The short three month high school season means that, with major injuries, the majority of regular season games and playoffs could be missed. For Matt Williams (‘19) a Captain on the Oyster River Boys Soccer team, the latter was true, and he had to miss the most important part of his junior season with a fractured hip. “Throughout the time I was injured, I would stretch, eat correctly, do anything that would lead to a faster recovery. Whatever my doctor told me just made me feel sad because I knew I was out for the rest of the season,” he described. Along with the importance of playoffs and the pride that came along with competing for the championship, the ability, or lack-thereof, to do anything stung for Williams as he cheered from the bench.

For athletes, the importance of injury recovery takes less and less priority as they balance other things. Unless the injury is major enough to inhibit productivity elsewhere, the injuries underline school and other points of importances. Williams claimed that as a high schooler having an injury, “creates a bigger commitment. It was honestly hard [being injured] because I had to go to physical therapy.” He would spend two hours a day after school going to his therapist, before going to practices for his team. “It takes a lot of time away from homework,” he stated.

Compare this to professional athletes, whose jobs are to play sports. Their way of making money is to compete, and if an injury occurs, their career can be on the line. For athletes who aren’t necessarily at that level, like those at Oyster River, the importance of recovery is there, just not as prominent in the grand scheme of things.

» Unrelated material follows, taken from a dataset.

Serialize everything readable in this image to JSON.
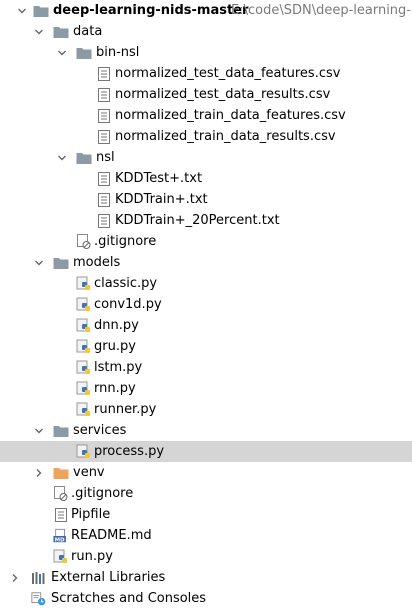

For injured Oyster River athletes, “It can be a challenge, weighing that balance of if we have the time to wait until they’re 100% necessarily, if we do that are we gonna miss the entire season?” Feld explained. This balance occurs especially at the high school level, and is what defines differences between student athletes and professionals. Unanimously, all athletes feel the effects of injuries; “It’s hard because all you want to do is go back out on that field and play,” said Tucker Henry (‘19) a senior on the boys soccer team. “All you can really do is sit tight and have trust and confidence in your teammates that they’re going to play to win.”